I'm not quite sure how to best approach this though. I don't really want to have (e.g.) a 1Hz callout kicking the swi, but I can't quite convince myself that mitigations in pfsync_msg_enqueue() (e.g. don't swi_sched() if the ring is more than half-full) don't carry a slight risk that we won't schedule at all.

In D17992#387922, @kristof wrote:

Adding more rings won't really help any more than making this one ring larger. That merely increases the queue length between the multiple pf threads, and the pfsync processing code (which is still single-threaded) in pfsync_msg_intr() and pfsyncintr().

Adding more rings with proper hashing will significantly reduce ping ponging, giving smaller CPU use and potential for higher throughput provided other problems get sorted out.

Kicking can also be avoided in a simple manner. You can add a var signifying the frequency of wakeups. The increase the frequency based on the traffic and past certain threshold you stop kicking swi. It has to decay so that if there is no traffic, the code goes back to wakeups once a second (or whatever).

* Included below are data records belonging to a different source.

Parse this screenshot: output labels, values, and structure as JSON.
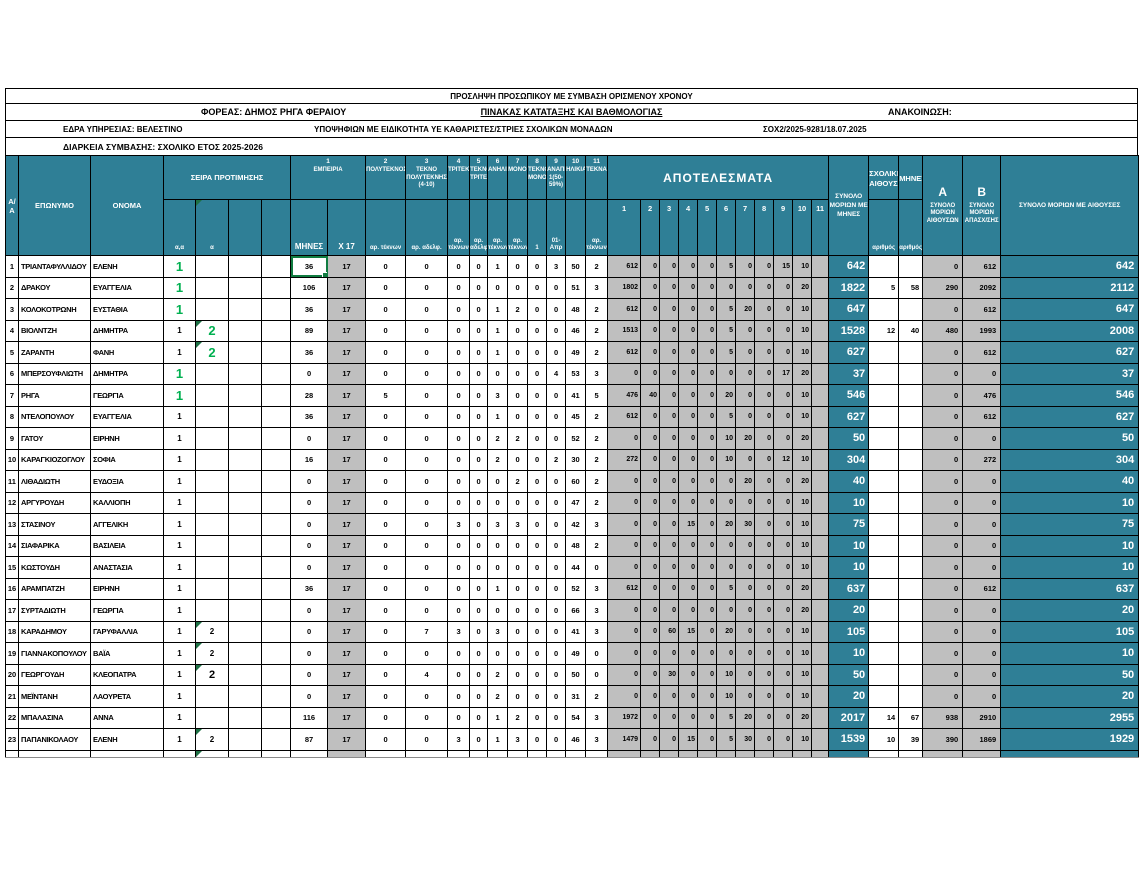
{
  "titles": {
    "line1": "ΠΡΟΣΛΗΨΗ ΠΡΟΣΩΠΙΚΟΥ ΜΕ ΣΥΜΒΑΣΗ ΟΡΙΣΜΕΝΟΥ ΧΡΟΝΟΥ",
    "foreas": "ΦΟΡΕΑΣ: ΔΗΜΟΣ ΡΗΓΑ ΦΕΡΑΙΟΥ",
    "pinakas": "ΠΙΝΑΚΑΣ ΚΑΤΑΤΑΞΗΣ ΚΑΙ ΒΑΘΜΟΛΟΓΙΑΣ",
    "anakoinosi": "ΑΝΑΚΟΙΝΩΣΗ:",
    "edra": "ΕΔΡΑ ΥΠΗΡΕΣΙΑΣ: ΒΕΛΕΣΤΙΝΟ",
    "ypopsifion": "ΥΠΟΨΗΦΙΩΝ ΜΕ ΕΙΔΙΚΟΤΗΤΑ ΥΕ ΚΑΘΑΡΙΣΤΕΣ/ΣΤΡΙΕΣ ΣΧΟΛΙΚΩΝ ΜΟΝΑΔΩΝ",
    "sox": "ΣΟΧ2/2025-9281/18.07.2025",
    "diarkeia": "ΔΙΑΡΚΕΙΑ ΣΥΜΒΑΣΗΣ: ΣΧΟΛΙΚΟ ΕΤΟΣ 2025-2026"
  },
  "colors": {
    "header_teal": "#2F7F96",
    "cell_gray": "#BFBFBF",
    "pref_green": "#00B050",
    "selection_green": "#107C41"
  },
  "header": {
    "aa": "Α/Α",
    "surname": "ΕΠΩΝΥΜΟ",
    "name": "ΟΝΟΜΑ",
    "pref": "ΣΕΙΡΑ ΠΡΟΤΙΜΗΣΗΣ",
    "pref_subs": [
      "α,α",
      "α",
      "",
      ""
    ],
    "criteria": [
      {
        "num": "1",
        "label": "ΕΜΠΕΙΡΙΑ",
        "subs": [
          "ΜΗΝΕΣ",
          "Χ 17"
        ]
      },
      {
        "num": "2",
        "label": "ΠΟΛΥΤΕΚΝΟΣ",
        "sub": "αρ. τέκνων"
      },
      {
        "num": "3",
        "label": "ΤΕΚΝΟ ΠΟΛΥΤΕΚΝΗΣ (4-10)",
        "sub": "αρ. αδελφ."
      },
      {
        "num": "4",
        "label": "ΤΡΙΤΕΚΝΟΣ",
        "sub": "αρ. τέκνων"
      },
      {
        "num": "5",
        "label": "ΤΕΚΝΟ ΤΡΙΤΕΚΝΗΣ",
        "sub": "αρ. αδελφ."
      },
      {
        "num": "6",
        "label": "ΑΝΗΛΙΚΑ",
        "sub": "αρ. τέκνων"
      },
      {
        "num": "7",
        "label": "ΜΟΝΟΓΟΝΕΙΚΗ",
        "sub": "αρ. τέκνων"
      },
      {
        "num": "8",
        "label": "ΤΕΚΝΟ ΜΟΝΟΓΟΝΕΙΚΗΣ",
        "sub": "1"
      },
      {
        "num": "9",
        "label": "ΑΝΑΠΗΡΙΑ 1(50-59%)",
        "sub": "01-Απρ"
      },
      {
        "num": "10",
        "label": "ΗΛΙΚΙΑ",
        "sub": ""
      },
      {
        "num": "11",
        "label": "ΤΕΚΝΑ",
        "sub": "αρ. τέκνων"
      }
    ],
    "results_label": "ΑΠΟΤΕΛΕΣΜΑΤΑ",
    "results_cols": [
      "1",
      "2",
      "3",
      "4",
      "5",
      "6",
      "7",
      "8",
      "9",
      "10",
      "11"
    ],
    "total": "ΣΥΝΟΛΟ ΜΟΡΙΩΝ ΜΕ ΜΗΝΕΣ",
    "rooms": "ΣΧΟΛΙΚΕΣ ΑΙΘΟΥΣΕΣ",
    "rooms_sub": "αριθμός",
    "months2": "ΜΗΝΕΣ",
    "months2_sub": "αριθμός",
    "a_letter": "Α",
    "a_label": "ΣΥΝΟΛΟ ΜΟΡΙΩΝ ΑΙΘΟΥΣΩΝ",
    "b_letter": "Β",
    "b_label": "ΣΥΝΟΛΟ ΜΟΡΙΩΝ ΑΠΑΣΧ/ΣΗΣ",
    "final": "ΣΥΝΟΛΟ ΜΟΡΙΩΝ ΜΕ ΑΙΘΟΥΣΕΣ"
  },
  "rows": [
    {
      "n": "1",
      "surname": "ΤΡΙΑΝΤΑΦΥΛΛΙΔΟΥ",
      "name": "ΕΛΕΝΗ",
      "p1": "1",
      "p1s": "green",
      "p2": "",
      "p2s": "",
      "tri": false,
      "months": "36",
      "x17": "17",
      "active": true,
      "criteria": [
        "0",
        "0",
        "0",
        "0",
        "1",
        "0",
        "0",
        "3",
        "50",
        "2"
      ],
      "results": [
        "612",
        "0",
        "0",
        "0",
        "0",
        "5",
        "0",
        "0",
        "15",
        "10",
        ""
      ],
      "total": "642",
      "rooms": "",
      "rmonths": "",
      "a": "0",
      "b": "612",
      "final": "642"
    },
    {
      "n": "2",
      "surname": "ΔΡΑΚΟΥ",
      "name": "ΕΥΑΓΓΕΛΙΑ",
      "p1": "1",
      "p1s": "green",
      "p2": "",
      "p2s": "",
      "tri": false,
      "months": "106",
      "x17": "17",
      "active": false,
      "criteria": [
        "0",
        "0",
        "0",
        "0",
        "0",
        "0",
        "0",
        "0",
        "51",
        "3"
      ],
      "results": [
        "1802",
        "0",
        "0",
        "0",
        "0",
        "0",
        "0",
        "0",
        "0",
        "20",
        ""
      ],
      "total": "1822",
      "rooms": "5",
      "rmonths": "58",
      "a": "290",
      "b": "2092",
      "final": "2112"
    },
    {
      "n": "3",
      "surname": "ΚΟΛΟΚΟΤΡΩΝΗ",
      "name": "ΕΥΣΤΑΘΙΑ",
      "p1": "1",
      "p1s": "green",
      "p2": "",
      "p2s": "",
      "tri": false,
      "months": "36",
      "x17": "17",
      "active": false,
      "criteria": [
        "0",
        "0",
        "0",
        "0",
        "1",
        "2",
        "0",
        "0",
        "48",
        "2"
      ],
      "results": [
        "612",
        "0",
        "0",
        "0",
        "0",
        "5",
        "20",
        "0",
        "0",
        "10",
        ""
      ],
      "total": "647",
      "rooms": "",
      "rmonths": "",
      "a": "0",
      "b": "612",
      "final": "647"
    },
    {
      "n": "4",
      "surname": "ΒΙΟΛΝΤΖΗ",
      "name": "ΔΗΜΗΤΡΑ",
      "p1": "1",
      "p1s": "normal",
      "p2": "2",
      "p2s": "green",
      "tri": true,
      "months": "89",
      "x17": "17",
      "active": false,
      "criteria": [
        "0",
        "0",
        "0",
        "0",
        "1",
        "0",
        "0",
        "0",
        "46",
        "2"
      ],
      "results": [
        "1513",
        "0",
        "0",
        "0",
        "0",
        "5",
        "0",
        "0",
        "0",
        "10",
        ""
      ],
      "total": "1528",
      "rooms": "12",
      "rmonths": "40",
      "a": "480",
      "b": "1993",
      "final": "2008"
    },
    {
      "n": "5",
      "surname": "ΖΑΡΑΝΤΗ",
      "name": "ΦΑΝΗ",
      "p1": "1",
      "p1s": "normal",
      "p2": "2",
      "p2s": "green",
      "tri": true,
      "months": "36",
      "x17": "17",
      "active": false,
      "criteria": [
        "0",
        "0",
        "0",
        "0",
        "1",
        "0",
        "0",
        "0",
        "49",
        "2"
      ],
      "results": [
        "612",
        "0",
        "0",
        "0",
        "0",
        "5",
        "0",
        "0",
        "0",
        "10",
        ""
      ],
      "total": "627",
      "rooms": "",
      "rmonths": "",
      "a": "0",
      "b": "612",
      "final": "627"
    },
    {
      "n": "6",
      "surname": "ΜΠΕΡΣΟΥΦΛΙΩΤΗ",
      "name": "ΔΗΜΗΤΡΑ",
      "p1": "1",
      "p1s": "green",
      "p2": "",
      "p2s": "",
      "tri": false,
      "months": "0",
      "x17": "17",
      "active": false,
      "criteria": [
        "0",
        "0",
        "0",
        "0",
        "0",
        "0",
        "0",
        "4",
        "53",
        "3"
      ],
      "results": [
        "0",
        "0",
        "0",
        "0",
        "0",
        "0",
        "0",
        "0",
        "17",
        "20",
        ""
      ],
      "total": "37",
      "rooms": "",
      "rmonths": "",
      "a": "0",
      "b": "0",
      "final": "37"
    },
    {
      "n": "7",
      "surname": "ΡΗΓΑ",
      "name": "ΓΕΩΡΓΙΑ",
      "p1": "1",
      "p1s": "green",
      "p2": "",
      "p2s": "",
      "tri": false,
      "months": "28",
      "x17": "17",
      "active": false,
      "criteria": [
        "5",
        "0",
        "0",
        "0",
        "3",
        "0",
        "0",
        "0",
        "41",
        "5"
      ],
      "results": [
        "476",
        "40",
        "0",
        "0",
        "0",
        "20",
        "0",
        "0",
        "0",
        "10",
        ""
      ],
      "total": "546",
      "rooms": "",
      "rmonths": "",
      "a": "0",
      "b": "476",
      "final": "546"
    },
    {
      "n": "8",
      "surname": "ΝΤΕΛΟΠΟΥΛΟΥ",
      "name": "ΕΥΑΓΓΕΛΙΑ",
      "p1": "1",
      "p1s": "normal",
      "p2": "",
      "p2s": "",
      "tri": false,
      "months": "36",
      "x17": "17",
      "active": false,
      "criteria": [
        "0",
        "0",
        "0",
        "0",
        "1",
        "0",
        "0",
        "0",
        "45",
        "2"
      ],
      "results": [
        "612",
        "0",
        "0",
        "0",
        "0",
        "5",
        "0",
        "0",
        "0",
        "10",
        ""
      ],
      "total": "627",
      "rooms": "",
      "rmonths": "",
      "a": "0",
      "b": "612",
      "final": "627"
    },
    {
      "n": "9",
      "surname": "ΓΑΤΟΥ",
      "name": "ΕΙΡΗΝΗ",
      "p1": "1",
      "p1s": "normal",
      "p2": "",
      "p2s": "",
      "tri": false,
      "months": "0",
      "x17": "17",
      "active": false,
      "criteria": [
        "0",
        "0",
        "0",
        "0",
        "2",
        "2",
        "0",
        "0",
        "52",
        "2"
      ],
      "results": [
        "0",
        "0",
        "0",
        "0",
        "0",
        "10",
        "20",
        "0",
        "0",
        "20",
        ""
      ],
      "total": "50",
      "rooms": "",
      "rmonths": "",
      "a": "0",
      "b": "0",
      "final": "50"
    },
    {
      "n": "10",
      "surname": "ΚΑΡΑΓΚΙΟΖΟΓΛΟΥ",
      "name": "ΣΟΦΙΑ",
      "p1": "1",
      "p1s": "normal",
      "p2": "",
      "p2s": "",
      "tri": false,
      "months": "16",
      "x17": "17",
      "active": false,
      "criteria": [
        "0",
        "0",
        "0",
        "0",
        "2",
        "0",
        "0",
        "2",
        "30",
        "2"
      ],
      "results": [
        "272",
        "0",
        "0",
        "0",
        "0",
        "10",
        "0",
        "0",
        "12",
        "10",
        ""
      ],
      "total": "304",
      "rooms": "",
      "rmonths": "",
      "a": "0",
      "b": "272",
      "final": "304"
    },
    {
      "n": "11",
      "surname": "ΛΙΘΑΔΙΩΤΗ",
      "name": "ΕΥΔΟΞΙΑ",
      "p1": "1",
      "p1s": "normal",
      "p2": "",
      "p2s": "",
      "tri": false,
      "months": "0",
      "x17": "17",
      "active": false,
      "criteria": [
        "0",
        "0",
        "0",
        "0",
        "0",
        "2",
        "0",
        "0",
        "60",
        "2"
      ],
      "results": [
        "0",
        "0",
        "0",
        "0",
        "0",
        "0",
        "20",
        "0",
        "0",
        "20",
        ""
      ],
      "total": "40",
      "rooms": "",
      "rmonths": "",
      "a": "0",
      "b": "0",
      "final": "40"
    },
    {
      "n": "12",
      "surname": "ΑΡΓΥΡΟΥΔΗ",
      "name": "ΚΑΛΛΙΟΠΗ",
      "p1": "1",
      "p1s": "normal",
      "p2": "",
      "p2s": "",
      "tri": false,
      "months": "0",
      "x17": "17",
      "active": false,
      "criteria": [
        "0",
        "0",
        "0",
        "0",
        "0",
        "0",
        "0",
        "0",
        "47",
        "2"
      ],
      "results": [
        "0",
        "0",
        "0",
        "0",
        "0",
        "0",
        "0",
        "0",
        "0",
        "10",
        ""
      ],
      "total": "10",
      "rooms": "",
      "rmonths": "",
      "a": "0",
      "b": "0",
      "final": "10"
    },
    {
      "n": "13",
      "surname": "ΣΤΑΣΙΝΟΥ",
      "name": "ΑΓΓΕΛΙΚΗ",
      "p1": "1",
      "p1s": "normal",
      "p2": "",
      "p2s": "",
      "tri": false,
      "months": "0",
      "x17": "17",
      "active": false,
      "criteria": [
        "0",
        "0",
        "3",
        "0",
        "3",
        "3",
        "0",
        "0",
        "42",
        "3"
      ],
      "results": [
        "0",
        "0",
        "0",
        "15",
        "0",
        "20",
        "30",
        "0",
        "0",
        "10",
        ""
      ],
      "total": "75",
      "rooms": "",
      "rmonths": "",
      "a": "0",
      "b": "0",
      "final": "75"
    },
    {
      "n": "14",
      "surname": "ΣΙΑΦΑΡΙΚΑ",
      "name": "ΒΑΣΙΛΕΙΑ",
      "p1": "1",
      "p1s": "normal",
      "p2": "",
      "p2s": "",
      "tri": false,
      "months": "0",
      "x17": "17",
      "active": false,
      "criteria": [
        "0",
        "0",
        "0",
        "0",
        "0",
        "0",
        "0",
        "0",
        "48",
        "2"
      ],
      "results": [
        "0",
        "0",
        "0",
        "0",
        "0",
        "0",
        "0",
        "0",
        "0",
        "10",
        ""
      ],
      "total": "10",
      "rooms": "",
      "rmonths": "",
      "a": "0",
      "b": "0",
      "final": "10"
    },
    {
      "n": "15",
      "surname": "ΚΩΣΤΟΥΔΗ",
      "name": "ΑΝΑΣΤΑΣΙΑ",
      "p1": "1",
      "p1s": "normal",
      "p2": "",
      "p2s": "",
      "tri": false,
      "months": "0",
      "x17": "17",
      "active": false,
      "criteria": [
        "0",
        "0",
        "0",
        "0",
        "0",
        "0",
        "0",
        "0",
        "44",
        "0"
      ],
      "results": [
        "0",
        "0",
        "0",
        "0",
        "0",
        "0",
        "0",
        "0",
        "0",
        "10",
        ""
      ],
      "total": "10",
      "rooms": "",
      "rmonths": "",
      "a": "0",
      "b": "0",
      "final": "10"
    },
    {
      "n": "16",
      "surname": "ΑΡΑΜΠΑΤΖΗ",
      "name": "ΕΙΡΗΝΗ",
      "p1": "1",
      "p1s": "normal",
      "p2": "",
      "p2s": "",
      "tri": false,
      "months": "36",
      "x17": "17",
      "active": false,
      "criteria": [
        "0",
        "0",
        "0",
        "0",
        "1",
        "0",
        "0",
        "0",
        "52",
        "3"
      ],
      "results": [
        "612",
        "0",
        "0",
        "0",
        "0",
        "5",
        "0",
        "0",
        "0",
        "20",
        ""
      ],
      "total": "637",
      "rooms": "",
      "rmonths": "",
      "a": "0",
      "b": "612",
      "final": "637"
    },
    {
      "n": "17",
      "surname": "ΣΥΡΤΑΔΙΩΤΗ",
      "name": "ΓΕΩΡΓΙΑ",
      "p1": "1",
      "p1s": "normal",
      "p2": "",
      "p2s": "",
      "tri": false,
      "months": "0",
      "x17": "17",
      "active": false,
      "criteria": [
        "0",
        "0",
        "0",
        "0",
        "0",
        "0",
        "0",
        "0",
        "66",
        "3"
      ],
      "results": [
        "0",
        "0",
        "0",
        "0",
        "0",
        "0",
        "0",
        "0",
        "0",
        "20",
        ""
      ],
      "total": "20",
      "rooms": "",
      "rmonths": "",
      "a": "0",
      "b": "0",
      "final": "20"
    },
    {
      "n": "18",
      "surname": "ΚΑΡΑΔΗΜΟΥ",
      "name": "ΓΑΡΥΦΑΛΛΙΑ",
      "p1": "1",
      "p1s": "normal",
      "p2": "2",
      "p2s": "small",
      "tri": true,
      "months": "0",
      "x17": "17",
      "active": false,
      "criteria": [
        "0",
        "7",
        "3",
        "0",
        "3",
        "0",
        "0",
        "0",
        "41",
        "3"
      ],
      "results": [
        "0",
        "0",
        "60",
        "15",
        "0",
        "20",
        "0",
        "0",
        "0",
        "10",
        ""
      ],
      "total": "105",
      "rooms": "",
      "rmonths": "",
      "a": "0",
      "b": "0",
      "final": "105"
    },
    {
      "n": "19",
      "surname": "ΓΙΑΝΝΑΚΟΠΟΥΛΟΥ",
      "name": "ΒΑΪΑ",
      "p1": "1",
      "p1s": "normal",
      "p2": "2",
      "p2s": "small",
      "tri": true,
      "months": "0",
      "x17": "17",
      "active": false,
      "criteria": [
        "0",
        "0",
        "0",
        "0",
        "0",
        "0",
        "0",
        "0",
        "49",
        "0"
      ],
      "results": [
        "0",
        "0",
        "0",
        "0",
        "0",
        "0",
        "0",
        "0",
        "0",
        "10",
        ""
      ],
      "total": "10",
      "rooms": "",
      "rmonths": "",
      "a": "0",
      "b": "0",
      "final": "10"
    },
    {
      "n": "20",
      "surname": "ΓΕΩΡΓΟΥΔΗ",
      "name": "ΚΛΕΟΠΑΤΡΑ",
      "p1": "1",
      "p1s": "normal",
      "p2": "2",
      "p2s": "big",
      "tri": true,
      "months": "0",
      "x17": "17",
      "active": false,
      "criteria": [
        "0",
        "4",
        "0",
        "0",
        "2",
        "0",
        "0",
        "0",
        "50",
        "0"
      ],
      "results": [
        "0",
        "0",
        "30",
        "0",
        "0",
        "10",
        "0",
        "0",
        "0",
        "10",
        ""
      ],
      "total": "50",
      "rooms": "",
      "rmonths": "",
      "a": "0",
      "b": "0",
      "final": "50"
    },
    {
      "n": "21",
      "surname": "ΜΕΪΝΤΑΝΗ",
      "name": "ΛΑΟΥΡΕΤΑ",
      "p1": "1",
      "p1s": "normal",
      "p2": "",
      "p2s": "",
      "tri": false,
      "months": "0",
      "x17": "17",
      "active": false,
      "criteria": [
        "0",
        "0",
        "0",
        "0",
        "2",
        "0",
        "0",
        "0",
        "31",
        "2"
      ],
      "results": [
        "0",
        "0",
        "0",
        "0",
        "0",
        "10",
        "0",
        "0",
        "0",
        "10",
        ""
      ],
      "total": "20",
      "rooms": "",
      "rmonths": "",
      "a": "0",
      "b": "0",
      "final": "20"
    },
    {
      "n": "22",
      "surname": "ΜΠΑΛΑΣΙΝΑ",
      "name": "ΑΝΝΑ",
      "p1": "1",
      "p1s": "normal",
      "p2": "",
      "p2s": "",
      "tri": false,
      "months": "116",
      "x17": "17",
      "active": false,
      "criteria": [
        "0",
        "0",
        "0",
        "0",
        "1",
        "2",
        "0",
        "0",
        "54",
        "3"
      ],
      "results": [
        "1972",
        "0",
        "0",
        "0",
        "0",
        "5",
        "20",
        "0",
        "0",
        "20",
        ""
      ],
      "total": "2017",
      "rooms": "14",
      "rmonths": "67",
      "a": "938",
      "b": "2910",
      "final": "2955"
    },
    {
      "n": "23",
      "surname": "ΠΑΠΑΝΙΚΟΛΑΟΥ",
      "name": "ΕΛΕΝΗ",
      "p1": "1",
      "p1s": "normal",
      "p2": "2",
      "p2s": "small",
      "tri": true,
      "months": "87",
      "x17": "17",
      "active": false,
      "criteria": [
        "0",
        "0",
        "3",
        "0",
        "1",
        "3",
        "0",
        "0",
        "46",
        "3"
      ],
      "results": [
        "1479",
        "0",
        "0",
        "15",
        "0",
        "5",
        "30",
        "0",
        "0",
        "10",
        ""
      ],
      "total": "1539",
      "rooms": "10",
      "rmonths": "39",
      "a": "390",
      "b": "1869",
      "final": "1929"
    }
  ],
  "partial_next_row": {
    "visible": true,
    "tri_p2": true
  }
}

That would probably be helpful, because there's little point in triggering the pfsync_msg_intr() swi 4000 times.
I'm not quite sure how to best approach this though. I don't really want to have (e.g.) a 1Hz callout kicking the swi, but I can't quite convince myself that mitigations in pfsync_msg_enqueue() (e.g. don't swi_sched() if the ring is more than half-full) don't carry a slight risk that we won't schedule at all.

There is no risk. You take a look at wakeup rate. If you don't decide to kick, that's roughly the upper bound for the delay + the time to get thread on cpu. If you do kick, it is the overhead of kicking + the time to get thread on cpu. You can decide to always kick below a given threshold, including when the thread does not get on CPU at all. The thread regulates wakeup interval based on the amount of traffic it sees.

Single-threaded processing is definitely a bottle neck. Perhaps you can have more than one thread pushing stuff and/or some of it can be done by submitting threads instead.

In D17992#387985, @mjg wrote:

Single-threaded processing is definitely a bottle neck. Perhaps you can have more than one thread pushing stuff and/or some of it can be done by submitting threads instead.

It might be possible to separate the currently single-threaded processing work out into a number of different concurrently runnable blocks.
Say we create ncpu different queues (well, ck_rings, as well as the existing sc_qs, and sc_len), and hash into those based on the state id (basically PF_IDHASH(state) % ncpu), that should let us process these in parallel.
We'd have a timeout per queue, and presumably also swi cookies per queue, but as we'd only have ncpu of those, that should be okay.

I'm going to experiment with that.

I have an alternative version in https://reviews.freebsd.org/D18373.
It splits pfsync up into buckets, with their own lock. Performance is slightly better than this, and it's in many ways a simpler change.